To make the Asian plum tea

  • Add the ingredients to the pot, bring to the boil then lower to simmer for 1hour.
  • After 1 hour of simmering, the ingredients will be soggy but still edible. Strain them out and use them for jam or eat them as they are. Make sure to get all the juice out of them when straining!
  • Weigh out the remaining liquid - it should be close to 1 litre if you've strained out most of the juice. If it's less than 1 litre, don't add more water as it'll dilute the taste! Simply adjust the amount of gelling agent accordingly.

To make the jelly with konjac powder- Use HOT plum tea

  • Return the pot (with the sour plum tea) to the fire, and when almost boiling, add the konjac-sugar mixture slowly, whisking continuously as you don't want lumps to form. If they do, the jelly will still be edible but it'll be unpleasantly thick in places
  • Stir till the bubbles are gone, then switch off the fire, pour the jelly into molds and allow to cool for at least 3h in the fridge.

To make the jelly with agar agar powder- Use COOLED plum tea

  • Allow the liquid to fully cool before adding the agar agar powder, stirring non-stop to prevent clumping.
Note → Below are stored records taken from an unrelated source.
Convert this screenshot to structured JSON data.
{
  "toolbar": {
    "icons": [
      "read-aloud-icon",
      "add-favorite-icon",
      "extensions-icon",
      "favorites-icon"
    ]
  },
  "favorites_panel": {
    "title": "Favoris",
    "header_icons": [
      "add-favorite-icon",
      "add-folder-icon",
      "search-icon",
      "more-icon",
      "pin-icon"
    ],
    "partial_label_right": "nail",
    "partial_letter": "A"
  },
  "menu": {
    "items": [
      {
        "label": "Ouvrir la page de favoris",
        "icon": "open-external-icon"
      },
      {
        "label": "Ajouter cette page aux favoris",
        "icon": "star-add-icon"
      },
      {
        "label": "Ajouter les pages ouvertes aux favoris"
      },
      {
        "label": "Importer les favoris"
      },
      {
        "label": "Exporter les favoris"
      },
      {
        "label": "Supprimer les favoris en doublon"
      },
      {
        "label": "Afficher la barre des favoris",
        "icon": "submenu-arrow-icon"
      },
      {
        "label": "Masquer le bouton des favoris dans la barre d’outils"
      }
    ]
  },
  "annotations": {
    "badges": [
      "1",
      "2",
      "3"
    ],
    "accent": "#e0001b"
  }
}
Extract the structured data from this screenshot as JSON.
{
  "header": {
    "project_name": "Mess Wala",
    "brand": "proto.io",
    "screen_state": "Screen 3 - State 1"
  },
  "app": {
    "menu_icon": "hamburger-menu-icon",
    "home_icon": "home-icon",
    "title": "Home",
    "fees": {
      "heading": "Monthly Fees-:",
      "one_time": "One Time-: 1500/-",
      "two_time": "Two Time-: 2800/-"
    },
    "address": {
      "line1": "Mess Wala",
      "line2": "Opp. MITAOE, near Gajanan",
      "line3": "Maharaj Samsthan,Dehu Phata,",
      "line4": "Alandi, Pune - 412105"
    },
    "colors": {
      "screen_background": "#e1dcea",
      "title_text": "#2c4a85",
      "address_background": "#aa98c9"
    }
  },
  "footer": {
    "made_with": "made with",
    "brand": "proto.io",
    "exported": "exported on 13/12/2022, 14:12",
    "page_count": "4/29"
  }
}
Check your packet for the recommended quantity of powder to add but it will be about 11-13g for 1 litre as the tea is on the acidic side. (Note: if the clumps are too unsightly, you can always remelt the agar agar!)
  • Allow to boil for 5 minutes, then pour into the molds and allow to cool for at least 3h in the fridge.

Storage

  • Once cooled, store in air-tight containers, preferably in the fridge and finish within 5-7 days

Notes

Click here for an easy osmanthus sugar recipe
I highly recommend adding osmanthus flower tea leaves if you can get them, as they round up the flavours very well.
Note: don't use old suanmei tang to make this as the drink goes bad within 2-3 days
Remember to chew carefully when eating konnyaku jelly as it's a choking hazard!